Through a lot of trial and error, I have determined that running the following commands in the terminal will allow the card to work after a suspend.
# /etc/rc.d/init.d/bluetooth stop
# cardctl eject 0
# cardctl insert 0
# /etc/rc.d/init.d/bluetooth restart
If I don't run "/etc/rc.d/init.d/bluetooth stop" then I can't eject the card, because it is "busy."
If I just run "cardctl eject" my internal microdrive gets ejected. You have to specify 0 for the compact flash card.
And interestingly "/etc/rc.d/init.d/bluetooth start" will not work for the last command (it says "BCSP initialization timed out"). It has to be "restart."
Anyway, I'm a bit of a Linux newbie. Can someone tell me in simple terms how to make a script that will automate this?
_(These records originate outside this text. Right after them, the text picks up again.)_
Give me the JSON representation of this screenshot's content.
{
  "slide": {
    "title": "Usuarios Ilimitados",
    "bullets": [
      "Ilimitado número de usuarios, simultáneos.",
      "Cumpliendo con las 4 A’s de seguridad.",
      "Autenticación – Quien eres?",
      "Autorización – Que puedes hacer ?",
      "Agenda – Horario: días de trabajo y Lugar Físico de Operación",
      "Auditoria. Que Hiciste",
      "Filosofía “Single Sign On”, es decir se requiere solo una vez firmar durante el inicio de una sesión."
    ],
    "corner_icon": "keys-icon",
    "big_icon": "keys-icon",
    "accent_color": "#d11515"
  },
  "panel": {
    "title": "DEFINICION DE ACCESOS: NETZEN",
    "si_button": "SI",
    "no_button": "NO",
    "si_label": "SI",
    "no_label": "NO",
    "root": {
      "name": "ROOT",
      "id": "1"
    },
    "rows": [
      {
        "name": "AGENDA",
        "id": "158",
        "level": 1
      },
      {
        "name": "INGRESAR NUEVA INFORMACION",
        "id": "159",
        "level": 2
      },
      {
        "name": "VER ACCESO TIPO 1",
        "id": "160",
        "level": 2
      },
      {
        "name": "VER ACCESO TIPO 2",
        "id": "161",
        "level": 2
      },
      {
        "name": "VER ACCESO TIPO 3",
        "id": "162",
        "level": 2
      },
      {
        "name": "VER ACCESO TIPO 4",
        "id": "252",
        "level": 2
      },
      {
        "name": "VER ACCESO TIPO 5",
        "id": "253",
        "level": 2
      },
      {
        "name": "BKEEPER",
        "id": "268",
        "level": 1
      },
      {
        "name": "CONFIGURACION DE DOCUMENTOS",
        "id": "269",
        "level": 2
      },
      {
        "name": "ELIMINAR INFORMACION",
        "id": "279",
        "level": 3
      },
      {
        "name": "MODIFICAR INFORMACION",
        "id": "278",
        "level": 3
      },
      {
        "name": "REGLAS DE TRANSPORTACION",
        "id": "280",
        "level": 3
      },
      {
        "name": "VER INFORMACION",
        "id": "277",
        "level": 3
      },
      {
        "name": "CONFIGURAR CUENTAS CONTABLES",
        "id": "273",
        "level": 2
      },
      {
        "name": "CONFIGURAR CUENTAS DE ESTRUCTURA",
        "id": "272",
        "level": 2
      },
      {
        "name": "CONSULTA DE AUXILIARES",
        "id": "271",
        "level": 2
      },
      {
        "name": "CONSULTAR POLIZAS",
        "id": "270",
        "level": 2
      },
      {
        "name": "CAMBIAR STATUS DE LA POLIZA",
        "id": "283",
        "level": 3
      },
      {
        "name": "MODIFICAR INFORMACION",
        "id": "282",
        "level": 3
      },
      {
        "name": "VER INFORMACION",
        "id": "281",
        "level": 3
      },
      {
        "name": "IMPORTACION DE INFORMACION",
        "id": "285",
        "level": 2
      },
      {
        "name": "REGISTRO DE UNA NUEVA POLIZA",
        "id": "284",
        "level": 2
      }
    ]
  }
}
Ideally, I'd like to just bind it to a keyhelper key combination.
(By the way, I had a problem where I thought bluetooth had stopped working for no apparent reason. I reinstalled everything and tried a bunch of things before finally trying to restart bluetooth on my phone. The phone then froze. After restarting the phone, everything worked fine. Maybe there is something flaky about the bluetooth on the RAZR. In any case, always check the phone too if you have a mysterious failure.)